During the crisis of 1953-1954 and the opposition of the Central Committee of the PPA- MTLD to Messali Hadj, he went to France with the mission to control the Federation. Upon his return to Algiers, he created with eight companions, the Revolutionary Committee of Unity and Action. He also participated in the meeting of 22 held in June 1954 during which the outbreak of the revolution was decided. From the meeting emerged the first Revolutionary Council, which had six members. Didouche Mourad was appointed head of Wilaya 2. Yves Courrière called him the "Saint-Just of the Algerian Revolution".

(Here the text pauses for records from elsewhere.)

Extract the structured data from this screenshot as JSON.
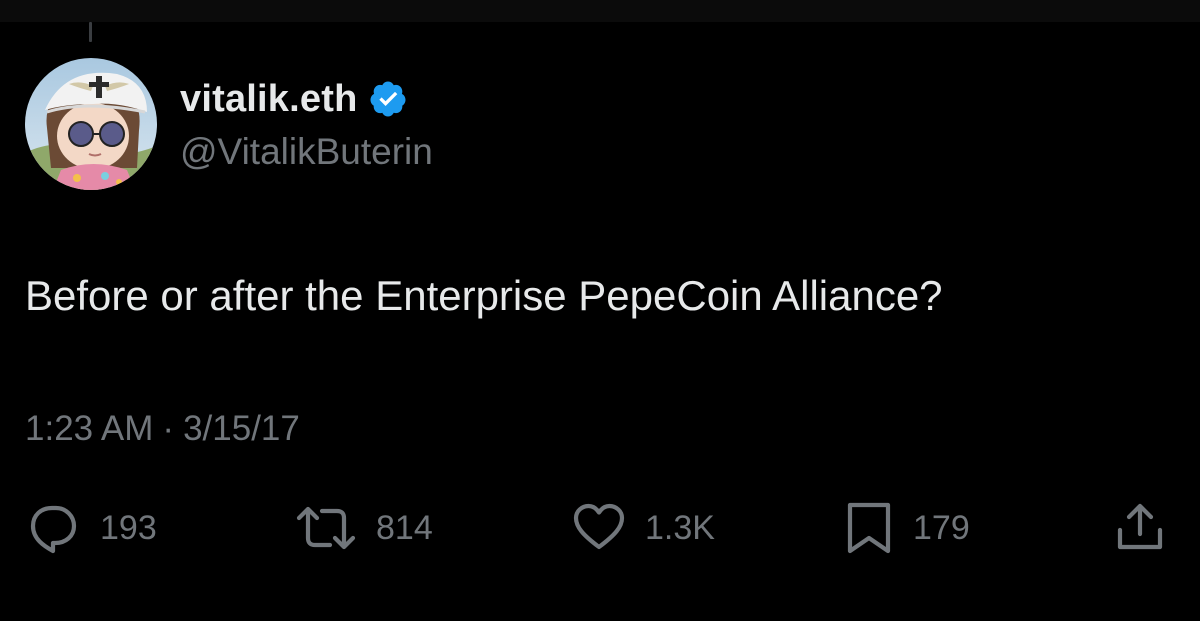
{
  "colors": {
    "background": "#000000",
    "primary_text": "#e7e9ea",
    "secondary_text": "#71767b",
    "verified_badge": "#1d9bf0"
  },
  "tweet": {
    "author": {
      "display_name": "vitalik.eth",
      "handle": "@VitalikButerin",
      "verified": true,
      "avatar_icon": "avatar-image"
    },
    "text": "Before or after the Enterprise PepeCoin Alliance?",
    "time": "1:23 AM",
    "separator": "·",
    "date": "3/15/17",
    "actions": {
      "replies": {
        "icon": "reply-icon",
        "count": "193"
      },
      "retweets": {
        "icon": "retweet-icon",
        "count": "814"
      },
      "likes": {
        "icon": "heart-icon",
        "count": "1.3K"
      },
      "bookmarks": {
        "icon": "bookmark-icon",
        "count": "179"
      },
      "share": {
        "icon": "share-icon"
      }
    }
  }
}
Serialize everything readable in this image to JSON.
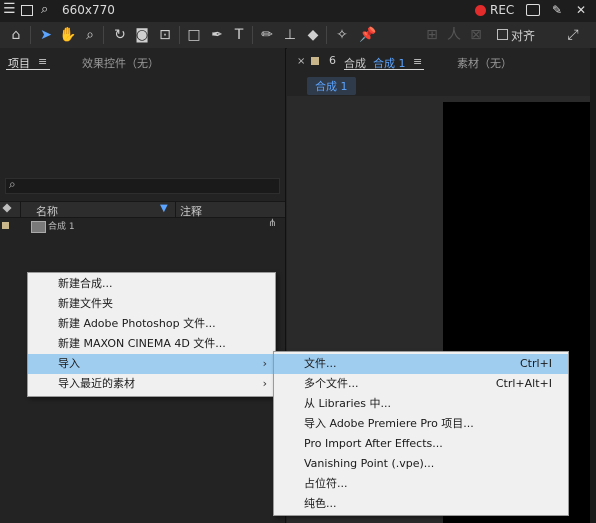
{
  "capture_bar": {
    "size_label": "660x770",
    "rec_label": "REC"
  },
  "toolbar": {
    "snap_label": "对齐"
  },
  "left_panel": {
    "tabs": [
      "项目",
      "效果控件（无）"
    ],
    "tab_menu_glyph": "≡",
    "search_icon_glyph": "⌕",
    "columns": {
      "name": "名称",
      "comment": "注释"
    },
    "items": [
      {
        "name": "合成 1"
      }
    ]
  },
  "right_panel": {
    "close_glyph": "×",
    "lock_glyph": "6",
    "comp_tab_prefix": "合成",
    "comp_tab_name": "合成 1",
    "tab_menu_glyph": "≡",
    "footage_tab": "素材（无）",
    "comp_pill": "合成 1"
  },
  "context_menu": {
    "items": [
      {
        "label": "新建合成..."
      },
      {
        "label": "新建文件夹"
      },
      {
        "label": "新建 Adobe Photoshop 文件..."
      },
      {
        "label": "新建 MAXON CINEMA 4D 文件..."
      },
      {
        "label": "导入",
        "submenu": true,
        "highlighted": true
      },
      {
        "label": "导入最近的素材",
        "submenu": true
      }
    ]
  },
  "import_submenu": {
    "items": [
      {
        "label": "文件...",
        "shortcut": "Ctrl+I",
        "highlighted": true
      },
      {
        "label": "多个文件...",
        "shortcut": "Ctrl+Alt+I"
      },
      {
        "label": "从 Libraries 中..."
      },
      {
        "label": "导入 Adobe Premiere Pro 项目..."
      },
      {
        "label": "Pro Import After Effects..."
      },
      {
        "label": "Vanishing Point (.vpe)..."
      },
      {
        "label": "占位符..."
      },
      {
        "label": "纯色..."
      }
    ]
  },
  "colors": {
    "accent": "#5ba4ff",
    "menu_highlight": "#9fcdf0",
    "rec": "#e22b2b"
  }
}
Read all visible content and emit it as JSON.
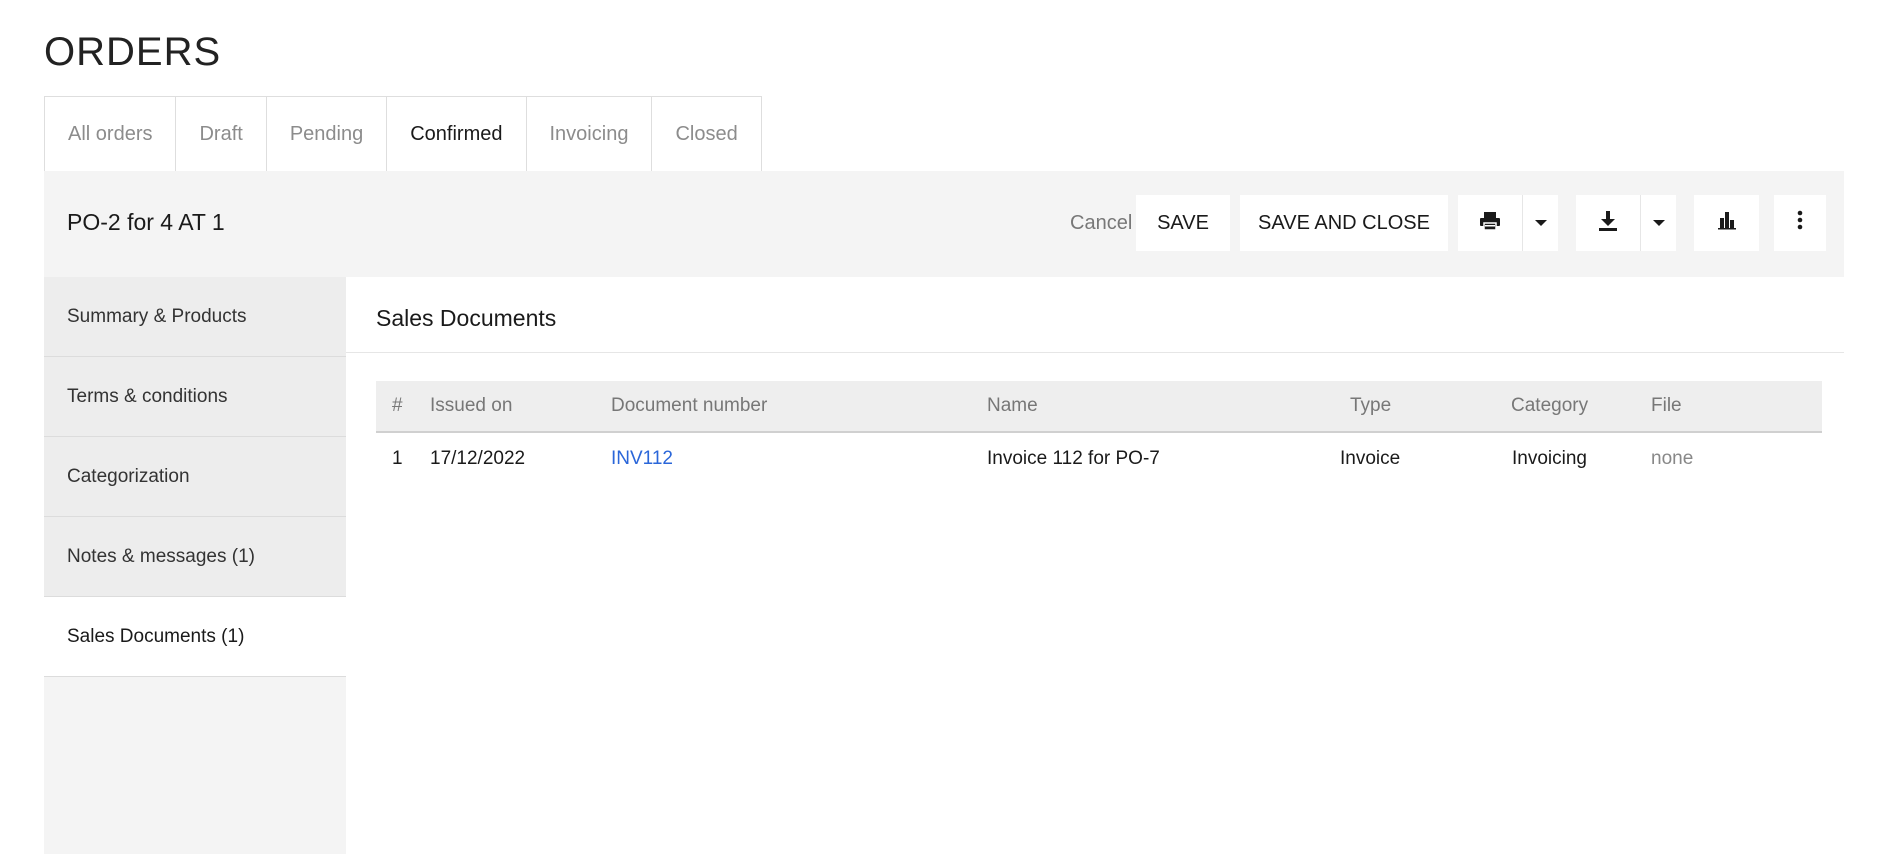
{
  "page": {
    "title": "ORDERS"
  },
  "tabs": [
    {
      "label": "All orders",
      "active": false
    },
    {
      "label": "Draft",
      "active": false
    },
    {
      "label": "Pending",
      "active": false
    },
    {
      "label": "Confirmed",
      "active": true
    },
    {
      "label": "Invoicing",
      "active": false
    },
    {
      "label": "Closed",
      "active": false
    }
  ],
  "toolbar": {
    "record_title": "PO-2 for 4 AT 1",
    "cancel_label": "Cancel",
    "save_label": "SAVE",
    "save_close_label": "SAVE AND CLOSE",
    "icons": {
      "print": "printer-icon",
      "download": "download-icon",
      "chart": "bar-chart-icon",
      "more": "kebab-menu-icon",
      "dropdown": "caret-down-icon"
    }
  },
  "sidebar": {
    "items": [
      {
        "label": "Summary & Products",
        "active": false
      },
      {
        "label": "Terms & conditions",
        "active": false
      },
      {
        "label": "Categorization",
        "active": false
      },
      {
        "label": "Notes & messages (1)",
        "active": false
      },
      {
        "label": "Sales Documents (1)",
        "active": true
      }
    ]
  },
  "main": {
    "section_title": "Sales Documents",
    "table": {
      "columns": [
        "#",
        "Issued on",
        "Document number",
        "Name",
        "Type",
        "Category",
        "File"
      ],
      "rows": [
        [
          "1",
          "17/12/2022",
          "INV112",
          "Invoice 112 for PO-7",
          "Invoice",
          "Invoicing",
          "none"
        ]
      ]
    }
  },
  "colors": {
    "link": "#2a66d9",
    "panel_bg": "#f4f4f4",
    "muted_text": "#888888"
  }
}
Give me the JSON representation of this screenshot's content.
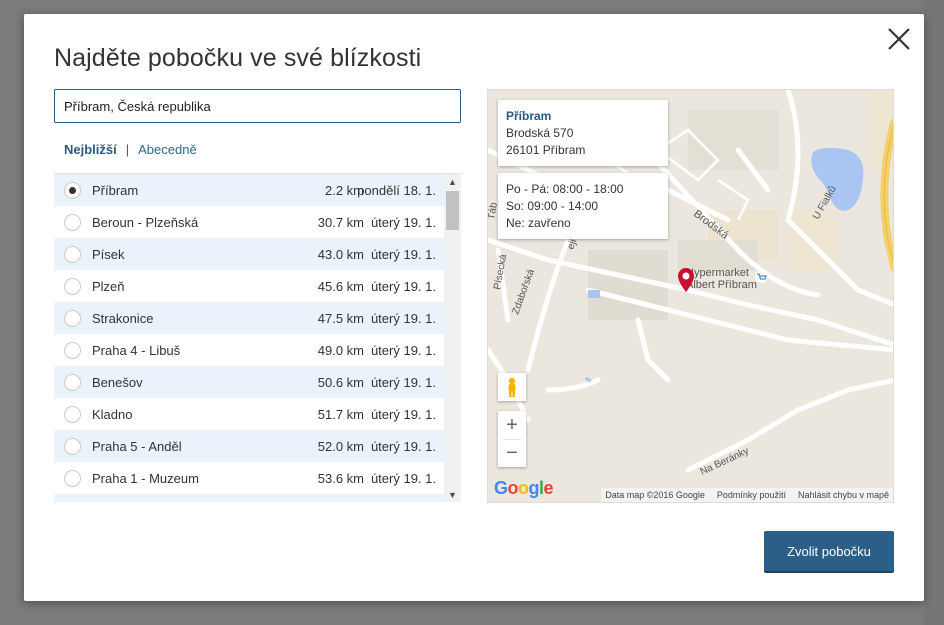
{
  "dialog": {
    "title": "Najděte pobočku ve své blízkosti",
    "search_value": "Příbram, Česká republika",
    "sort_active": "Nejbližší",
    "sort_separator": "|",
    "sort_other": "Abecedně",
    "choose_label": "Zvolit pobočku"
  },
  "branches": [
    {
      "name": "Příbram",
      "distance": "2.2 km",
      "date": "pondělí 18. 1.",
      "selected": true
    },
    {
      "name": "Beroun - Plzeňská",
      "distance": "30.7 km",
      "date": "úterý 19. 1.",
      "selected": false
    },
    {
      "name": "Písek",
      "distance": "43.0 km",
      "date": "úterý 19. 1.",
      "selected": false
    },
    {
      "name": "Plzeň",
      "distance": "45.6 km",
      "date": "úterý 19. 1.",
      "selected": false
    },
    {
      "name": "Strakonice",
      "distance": "47.5 km",
      "date": "úterý 19. 1.",
      "selected": false
    },
    {
      "name": "Praha 4 - Libuš",
      "distance": "49.0 km",
      "date": "úterý 19. 1.",
      "selected": false
    },
    {
      "name": "Benešov",
      "distance": "50.6 km",
      "date": "úterý 19. 1.",
      "selected": false
    },
    {
      "name": "Kladno",
      "distance": "51.7 km",
      "date": "úterý 19. 1.",
      "selected": false
    },
    {
      "name": "Praha 5 - Anděl",
      "distance": "52.0 km",
      "date": "úterý 19. 1.",
      "selected": false
    },
    {
      "name": "Praha 1 - Muzeum",
      "distance": "53.6 km",
      "date": "úterý 19. 1.",
      "selected": false
    }
  ],
  "map": {
    "info_title": "Příbram",
    "info_street": "Brodská 570",
    "info_city": "26101 Příbram",
    "hours_weekday": "Po - Pá: 08:00 - 18:00",
    "hours_saturday": "So: 09:00 - 14:00",
    "hours_sunday": "Ne: zavřeno",
    "label_brodska": "Brodská",
    "label_fialku": "U Fialků",
    "label_hypermarket_1": "Hypermarket",
    "label_hypermarket_2": "Albert Příbram",
    "label_piseckа": "Písecká",
    "label_zdaborska": "Zdabořská",
    "label_na_beranky": "Na Beránky",
    "label_tabor": "Táb",
    "label_vejl": "eji",
    "google_logo": "Google",
    "footer_data": "Data map ©2016 Google",
    "footer_terms": "Podmínky použití",
    "footer_report": "Nahlásit chybu v mapě",
    "zoom_in": "+",
    "zoom_out": "−",
    "accent_blue": "#2c5f88",
    "pin_color": "#c8102e"
  }
}
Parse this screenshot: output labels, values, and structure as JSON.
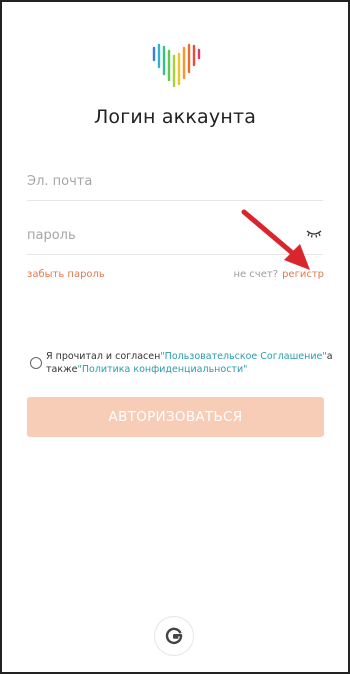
{
  "login": {
    "title": "Логин аккаунта",
    "email_placeholder": "Эл. почта",
    "email_value": "",
    "password_placeholder": "пароль",
    "password_value": "",
    "forgot_password": "забыть пароль",
    "no_account": "не счет?",
    "register": "регистр",
    "submit": "АВТОРИЗОВАТЬСЯ"
  },
  "agreement": {
    "prefix": "Я прочитал и согласен",
    "user_agreement": "\"Пользовательское Соглашение\"",
    "connector": "а также",
    "privacy_policy": "\"Политика конфиденциальности\""
  },
  "icons": {
    "logo": "heart-waveform-logo",
    "password_toggle": "eye-closed-icon",
    "social": "google-icon",
    "annotation": "red-arrow"
  },
  "colors": {
    "accent": "#e07a4f",
    "button_disabled": "#f8cdb8",
    "link": "#2a9dab",
    "annotation": "#d9262c"
  }
}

He was one of the most prominent writers of the Declaration of 1 November 1954 and managed with the help of his assistant Zighoud Youcef to lay the groundwork for a political-military organization.

On January 18, 1955, when he was not yet 28 years old, he died at the Battle of Douar Souadek, (Conde-Smendou), near Constantine. He was the first wilaya leader to fall.

==Legacy==
The Didouche Mourad county, formerly Bizot, is named in his tribute. It is located on the National 3 between Constantine and the commune of Zighoud Youcef. As well, a major boulevard (once "rue Michelet") that starts at the heights of Algiers (at the Bardo Museum) and ends at the Place Maurice Audin, in central Algiers, is named after him.